Location: Curl Curl, NSW
Photographs: Robert Champion and Justin Aaron Photography
Landscape Installation: Pacific Outdoors
Gardening: TARN + Clients
A large existing bedrock outcrop presents itself as a nucleus, from which a garden can radiate outwards. The site’s sandstone substrate and sandy soil drove the design, which was further exacerbated by the clients appreciation of the wild, bustling cliffline heathland communities of Sydney. A garden that is unrestrained by a clients desires for order and legibility.
This project saw us trial several native species that, while relatively common in the wild areas around Sydney, are tragically underused in landscapes and gardens. They have showed great promise if provided with the appropriate soil and microclimatic conditions. These include Pellaea falcata, Persoonia pinifolia, Acacia longissima, Davallia solida, Angophora bakeri, Allocasuarina distyla, Viminaria juncea, Cissus hypoglauca, Eucalyptus leuhmaniana, and others. These are all species that naturally inhabit Sydney’s Hawkesbury Sandstone vegetation types.
Of interest to us is the clear dichotomy within Sydney’s sandstone flora between fine-leaved, dull-toned ‘sclerophyll’ vegetation and the bolder ‘mesic’ plants. The former tend to occupy fire-prone dry or shallow sandy soils above Hawkesbury sandstone bedrock. The latter tend to occupy shadier, wetter sites sometimes directly on the bedrock itself, or areas that are otherwise protected from fire. A reduction in fire frequency since european occupation has resulted in some sclerophyll flora being squeezed out by mesic species (especially shrubs and trees). Australia generally need more fire not less to maintain floristic diversity and to prevent high-intensity wildfires.
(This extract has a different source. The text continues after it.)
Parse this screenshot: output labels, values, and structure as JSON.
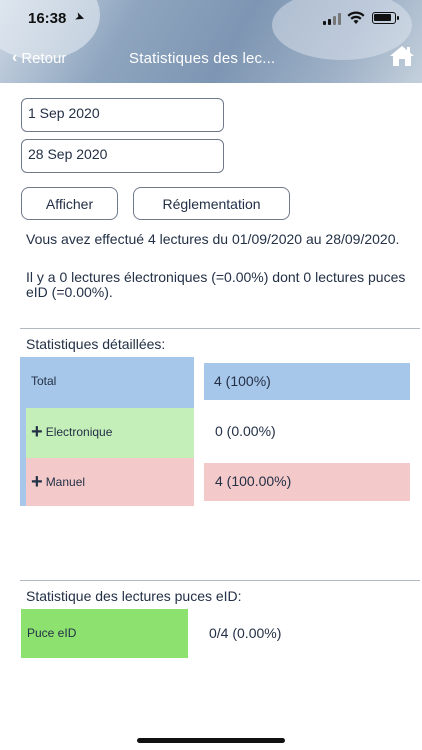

It just needs to be the right kind (i.e. cool burning methods such as aboriginal cultural burning or ecologically-based ‘eco burns’, as opposed to enormous ‘Hazard Reduction’ methods that are currently the norm).
Other species of note are Melaleuca irbyana (an endangered paperbark whose range spans the New South Wales – Queensland border) and Notelea microcarpa, a subtle but elegant member of the olive family that naturally grows on skeletal rocky soils from the Hunter Valley northwards.